Zircon classification from cathodoluminescence images using deep learning

[Display omitted] •An automated zircon classification from cathodoluminescence images.•Deep learning models using over 4000 cathodoluminescence images of igneous, metamorphic, and hydrothermal zircons.•The model facilitates quick and nearly error-free zircon type distributions. Zircon is a widely-used heavy mineral in geochronological and geochemical research because it can extract important information to understand the history and genesis of rocks. Zircon has various types, and an accurate examination of zircon type is a prerequisite procedure before further analysis. Cathodoluminescence (CL) imaging is one of the most reliable ways to classify zircons. However, current CL image examination is conducted by manual work, which is time-consuming, bias-prone, and requires expertise. An automated and bias-free method for zircon classification is absent but necessary.
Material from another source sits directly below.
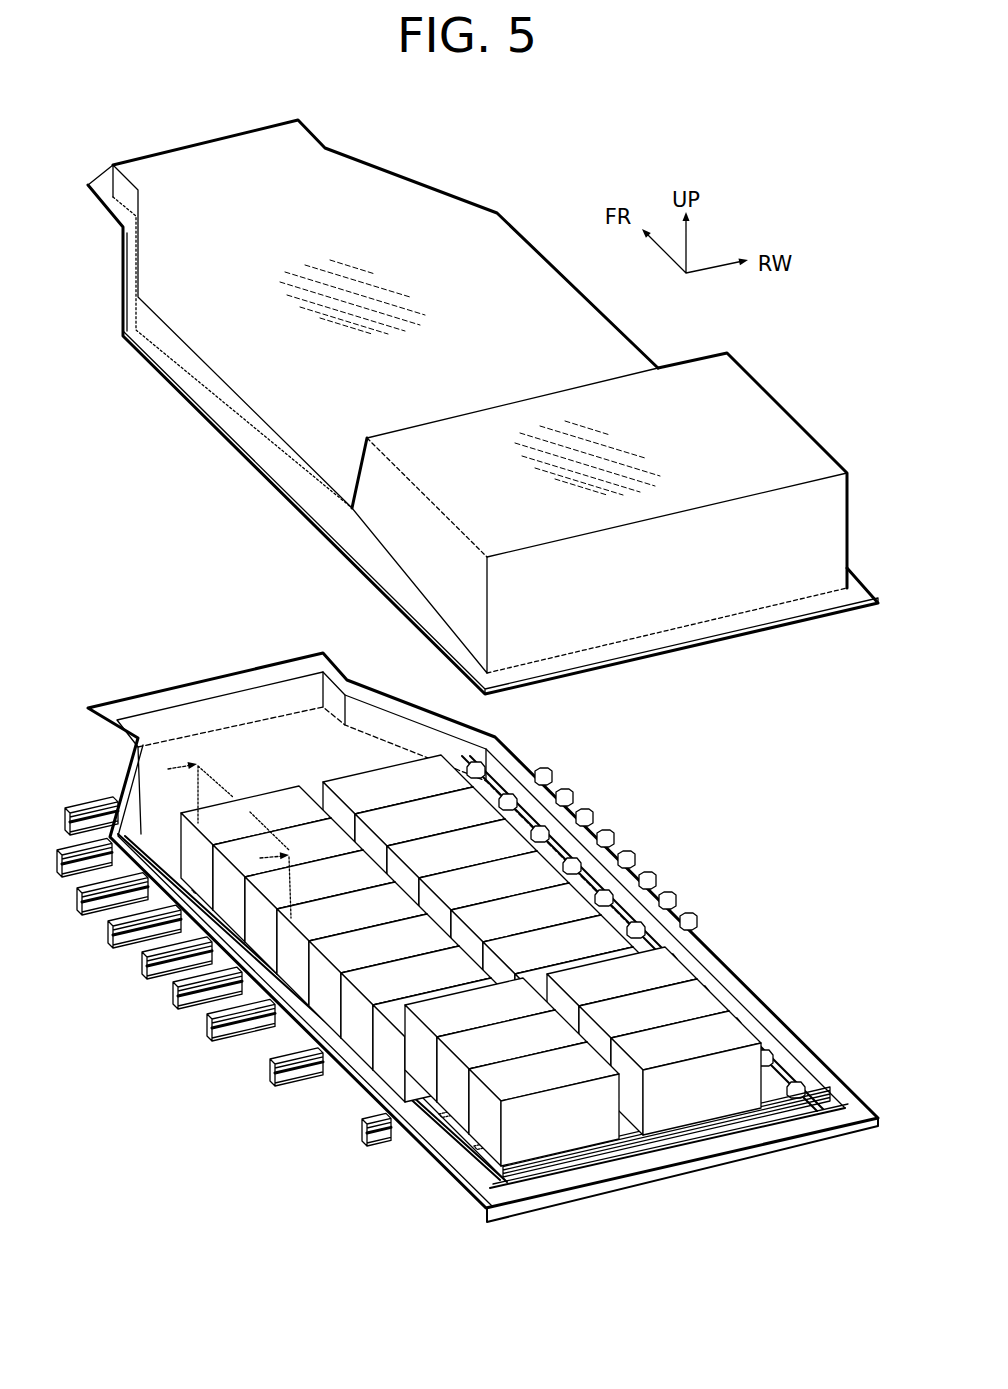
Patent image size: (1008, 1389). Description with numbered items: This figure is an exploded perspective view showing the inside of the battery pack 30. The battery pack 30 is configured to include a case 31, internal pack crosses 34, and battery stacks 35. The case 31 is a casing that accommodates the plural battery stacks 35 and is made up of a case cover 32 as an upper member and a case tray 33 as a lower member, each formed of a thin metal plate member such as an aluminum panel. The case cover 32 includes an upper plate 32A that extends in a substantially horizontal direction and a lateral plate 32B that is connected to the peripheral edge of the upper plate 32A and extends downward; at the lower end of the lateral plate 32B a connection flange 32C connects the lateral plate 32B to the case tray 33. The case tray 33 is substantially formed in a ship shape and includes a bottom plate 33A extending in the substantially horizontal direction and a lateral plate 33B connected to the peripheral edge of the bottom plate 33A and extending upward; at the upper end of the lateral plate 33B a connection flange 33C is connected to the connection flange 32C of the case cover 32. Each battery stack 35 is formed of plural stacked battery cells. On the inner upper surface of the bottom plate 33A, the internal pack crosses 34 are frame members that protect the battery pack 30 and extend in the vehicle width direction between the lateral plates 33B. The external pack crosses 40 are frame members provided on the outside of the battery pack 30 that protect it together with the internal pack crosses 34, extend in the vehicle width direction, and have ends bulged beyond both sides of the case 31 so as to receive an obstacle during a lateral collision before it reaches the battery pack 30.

To this end, deep convolutional neural networks (DCNNs) and transfer learning are applied in this study to classify the common types of zircons, i.e., igneous, metamorphic, and hydrothermal zircons. An atlas with over 4000 CL images of these three types of zircons is created, and three DCNNs are trained using these images. The results of this study indicate that the DCNNs can distinguish hydrothermal zircons from other zircons, as indicated by the highest accuracy of 100%. Although similar textures in igneous and metamorphic zircons pose great challenges for zircon classification, the DCNNs successfully classify 95% igneous and 92% metamorphic zircons. This study demonstrates the high accuracy of DCNNs in zircon classification and presents the great potentiality of deep learning techniques in numerous geoscientific disciplines.